Imagine if everyone you met in life came with a label detailing each of their ex-partners? That may (or may not) be useful, but in the case of identifying which binding partners a protein has interacted with during its lifetime, this would be very valuable information.
The proteins in our bodies rarely act alone. In fact, almost every biological process that occurs within our cells is regulated by a complex network of interacting proteins. Protein-protein interactions (PPIs) are not just random events (i.e. proteins bumping into each other); their interacting surfaces have distinct topographies that fit together in a specific manner for particular purposes. For example, stable PPIs are found in multi-subunit complexes such as the proteasome, which is responsible for degrading damaged and unwanted cellular proteins. PPIs can also occur transiently, for example, in signalling pathways that control whether a cell lives or dies, while defective interactions can occur in disease states such as cancer. If novel diagnostics and targeted therapeutics are to be developed, we must have a thorough understanding of these interaction networks. For that reason, it is important that we have good tools available to study the interactions proteins make with each other.

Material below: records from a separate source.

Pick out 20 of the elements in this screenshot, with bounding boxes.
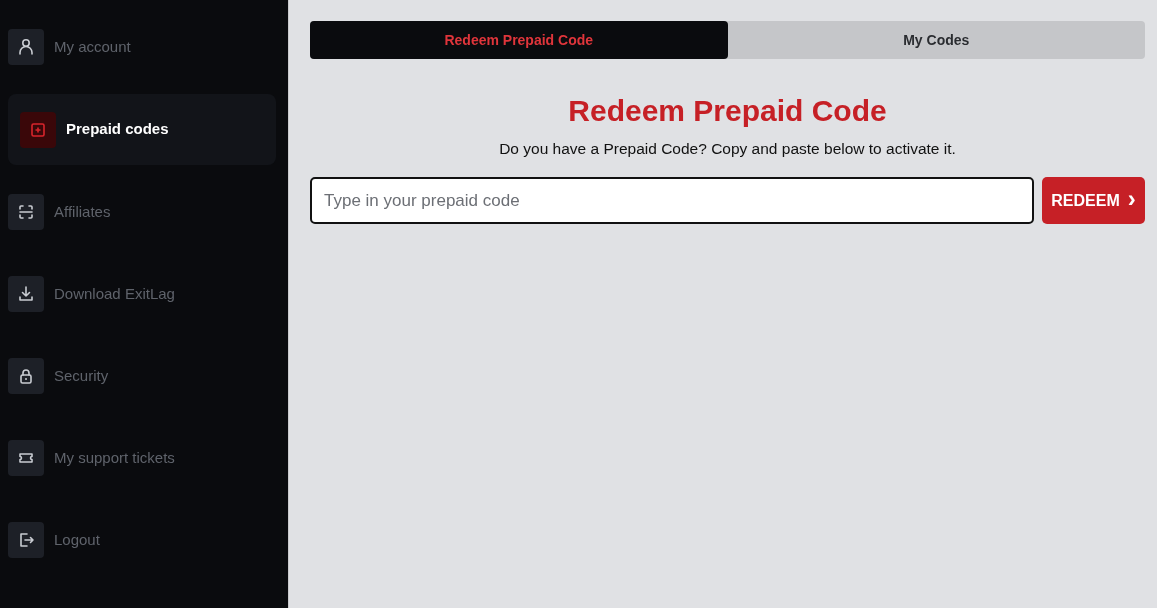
lock-icon xyxy=(8,358,44,394)
user-icon xyxy=(8,29,44,65)
sidebar-item[interactable]: Download ExitLag xyxy=(8,276,276,312)
tab[interactable]: Redeem Prepaid Code xyxy=(310,21,728,59)
sidebar-item[interactable]: My account xyxy=(8,29,276,65)
sidebar-item[interactable]: My support tickets xyxy=(8,440,276,476)
tab[interactable]: My Codes xyxy=(727,21,1145,59)
page-heading: Redeem Prepaid Code xyxy=(567,93,888,129)
ticket-icon xyxy=(8,440,44,476)
code-input-field[interactable]: Type in your prepaid code xyxy=(310,177,1034,225)
redeem-button[interactable]: REDEEM › xyxy=(1042,177,1145,225)
sidebar-item[interactable]: Prepaid codes xyxy=(8,94,276,165)
sidebar-item[interactable]: Logout xyxy=(8,522,276,558)
plus-square-icon xyxy=(20,111,56,148)
sidebar-item[interactable]: Affiliates xyxy=(8,194,276,230)
scan-icon xyxy=(8,194,44,230)
instruction-text: Do you have a Prepaid Code? Copy and paste below to activate it. xyxy=(498,139,957,159)
sidebar-item[interactable]: Security xyxy=(8,358,276,394)
logout-icon xyxy=(8,522,44,558)
download-icon xyxy=(8,276,44,312)
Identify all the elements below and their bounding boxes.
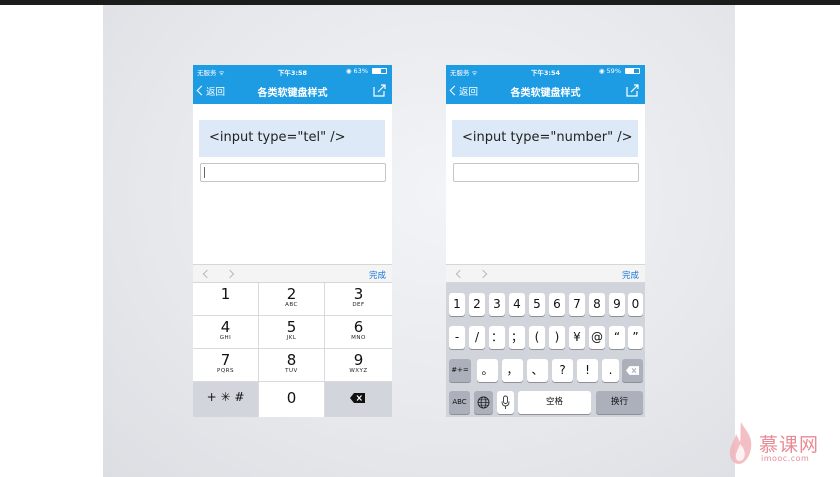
key-7[interactable]: 7 PQRS [193, 349, 258, 381]
key-period[interactable]: . [602, 359, 619, 382]
key-dictation[interactable] [497, 391, 514, 414]
key-1[interactable]: 1 [449, 293, 465, 316]
key-3[interactable]: 3 [489, 293, 505, 316]
code-label: <input type="number" /> [452, 120, 638, 157]
key-delete[interactable] [622, 359, 643, 382]
status-bar: 无服务 ᯤ 下午3:58 ◉ 63% [193, 65, 392, 77]
phone-tel: 无服务 ᯤ 下午3:58 ◉ 63% 返回 各类软键盘样式 <input typ… [193, 65, 392, 417]
flame-icon [729, 422, 752, 464]
key-return[interactable]: 换行 [596, 391, 643, 414]
previous-field-icon[interactable] [202, 269, 212, 279]
key-enumeration-comma[interactable]: 、 [527, 359, 548, 382]
key-2[interactable]: 2 ABC [259, 283, 324, 315]
key-0[interactable]: 0 [259, 382, 324, 417]
tel-input[interactable] [200, 163, 386, 182]
key-comma[interactable]: ， [502, 359, 523, 382]
key-2[interactable]: 2 [469, 293, 485, 316]
nav-title: 各类软键盘样式 [257, 88, 328, 99]
battery-percent: ◉ 59% [598, 67, 621, 75]
key-4[interactable]: 4 [509, 293, 525, 316]
key-6[interactable]: 6 MNO [325, 316, 392, 348]
key-3[interactable]: 3 DEF [325, 283, 392, 315]
key-yen[interactable]: ¥ [569, 326, 585, 349]
key-semicolon[interactable]: ； [509, 326, 525, 349]
key-abc[interactable]: ABC [449, 391, 470, 414]
watermark-url: imooc.com [761, 454, 810, 463]
key-hyphen[interactable]: - [449, 326, 465, 349]
number-input[interactable] [453, 163, 639, 182]
watermark-brand: 慕课网 [759, 434, 820, 456]
key-colon[interactable]: ： [489, 326, 505, 349]
key-0[interactable]: 0 [628, 293, 643, 316]
slide: 无服务 ᯤ 下午3:58 ◉ 63% 返回 各类软键盘样式 <input typ… [103, 5, 735, 477]
key-9[interactable]: 9 [609, 293, 625, 316]
key-full-stop[interactable]: 。 [477, 359, 498, 382]
key-5[interactable]: 5 JKL [259, 316, 324, 348]
nav-bar: 返回 各类软键盘样式 [193, 77, 392, 104]
code-label: <input type="tel" /> [199, 120, 385, 157]
battery-percent: ◉ 63% [345, 67, 368, 75]
key-space[interactable]: 空格 [518, 391, 591, 414]
done-button[interactable]: 完成 [622, 269, 639, 281]
text-caret [204, 167, 205, 178]
key-right-paren[interactable]: ) [549, 326, 565, 349]
next-field-icon[interactable] [225, 269, 235, 279]
key-slash[interactable]: / [469, 326, 485, 349]
key-delete[interactable] [325, 382, 392, 417]
status-bar: 无服务 ᯤ 下午3:54 ◉ 59% [446, 65, 645, 77]
key-9[interactable]: 9 WXYZ [325, 349, 392, 381]
key-7[interactable]: 7 [569, 293, 585, 316]
key-open-quote[interactable]: “ [609, 326, 625, 349]
phone-number: 无服务 ᯤ 下午3:54 ◉ 59% 返回 各类软键盘样式 <input typ… [446, 65, 645, 417]
keyboard-accessory-bar: 完成 [193, 264, 392, 283]
share-icon[interactable] [625, 83, 639, 97]
key-at[interactable]: @ [589, 326, 605, 349]
nav-title: 各类软键盘样式 [510, 88, 581, 99]
key-globe[interactable] [474, 391, 493, 414]
key-1[interactable]: 1 [193, 283, 258, 315]
microphone-icon [501, 395, 510, 409]
key-8[interactable]: 8 [589, 293, 605, 316]
globe-icon [477, 396, 490, 409]
number-keyboard: 1 2 3 4 5 6 7 8 9 0 - / ： ； ( ) ¥ @ “ ” … [446, 283, 645, 417]
key-exclamation[interactable]: ! [577, 359, 598, 382]
previous-field-icon[interactable] [455, 269, 465, 279]
delete-icon [626, 366, 639, 375]
nav-bar: 返回 各类软键盘样式 [446, 77, 645, 104]
key-more-symbols[interactable]: #+= [449, 359, 471, 382]
battery-icon [625, 68, 640, 74]
key-8[interactable]: 8 TUV [259, 349, 324, 381]
done-button[interactable]: 完成 [369, 269, 386, 281]
watermark-logo: 慕课网 imooc.com [727, 420, 827, 470]
key-left-paren[interactable]: ( [529, 326, 545, 349]
delete-icon [350, 393, 365, 403]
key-4[interactable]: 4 GHI [193, 316, 258, 348]
battery-icon [372, 68, 387, 74]
key-question[interactable]: ? [552, 359, 573, 382]
share-icon[interactable] [372, 83, 386, 97]
tel-keypad: 1 2 ABC 3 DEF 4 GHI 5 JKL 6 MNO 7 PQRS 8 TUV 9W… [193, 283, 392, 417]
keyboard-accessory-bar: 完成 [446, 264, 645, 283]
key-close-quote[interactable]: ” [628, 326, 643, 349]
key-symbols[interactable]: + ✳ # [193, 382, 258, 417]
next-field-icon[interactable] [478, 269, 488, 279]
key-5[interactable]: 5 [529, 293, 545, 316]
key-6[interactable]: 6 [549, 293, 565, 316]
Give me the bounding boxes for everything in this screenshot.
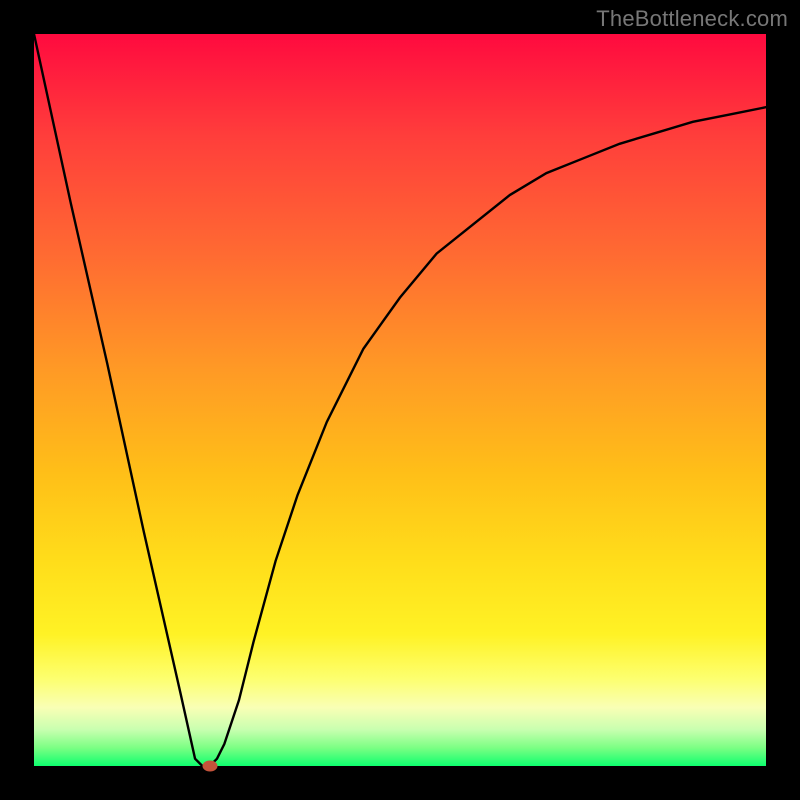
watermark-text: TheBottleneck.com: [596, 6, 788, 32]
chart-stage: TheBottleneck.com: [0, 0, 800, 800]
minimum-marker: [202, 761, 217, 772]
plot-area: [34, 34, 766, 766]
bottleneck-curve: [34, 34, 766, 766]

We had the idea of taking a small section of a protein (a peptide) that mimicked a key interacting surface of the parent protein, and attaching a reactive group that would result in labelling of interacting protein partners. The labelled protein could then be identified following a specific readout. Our lab initially explored incorporating different types of reactive groups, but ultimately settled on using a peptide modified with Ru(II)(bpy)3, which can act as a light-activated single-electron transfer (SET) catalyst (Fig. 1). As a model system to develop our labelling approach, we chose the interaction between two B-cell lymphoma 2 (BCL-2) family members, MCL‑1 and NOXA‑B. Using sub-stoichiometric quantities of a Ru(II)(bpy)3-modified NOXA-B peptide, and irradiation with visible light for 1 minute, the anti-apoptotic protein MCL‑1 was labelled with a variety of functionalised dimethylaniline tags. Interestingly, we found that a cysteine residue on the protein had been modified with the label (in contrast to other reports on this type of SET-mediated protein labelling that reported tyrosine reactivity). We could also label MCL-1 selectively, in a mixture with other proteins, including the structurally related BCL-2 member, BCL-xL.
Figure 1: Ru(II)(bpy)3-mediated photolabelling of a protein using a peptide to mimic an interacting partner within a PPI, via a single-electron transfer (SET) mechanism.
The major advantages of this approach stem from the use of visible light to induce target protein labelling. Firstly, the Ru(II)(bpy)3-modified peptide and dimethylaniline label are unreactive in biological media, allowing equilibration to be reached prior to initiation of label transfer (reducing background labelling and consumption of the reagents by hydrolysis/reaction with bulk nucleophiles in the cell). Secondly, visible wavelengths are minimally damaging to proteins, orthogonal to other photoaffinity groups (such as diazirines) and can be achieved with simple and inexpensive equipment. Finally, temporal control over labelling may allow dynamic interaction studies: irradiation at specific time points to trap different protein complexes. Future studies using these types of reagents in cells may enable identification of novel transient and/or weak PPIs; presenting potential points for therapeutic intervention.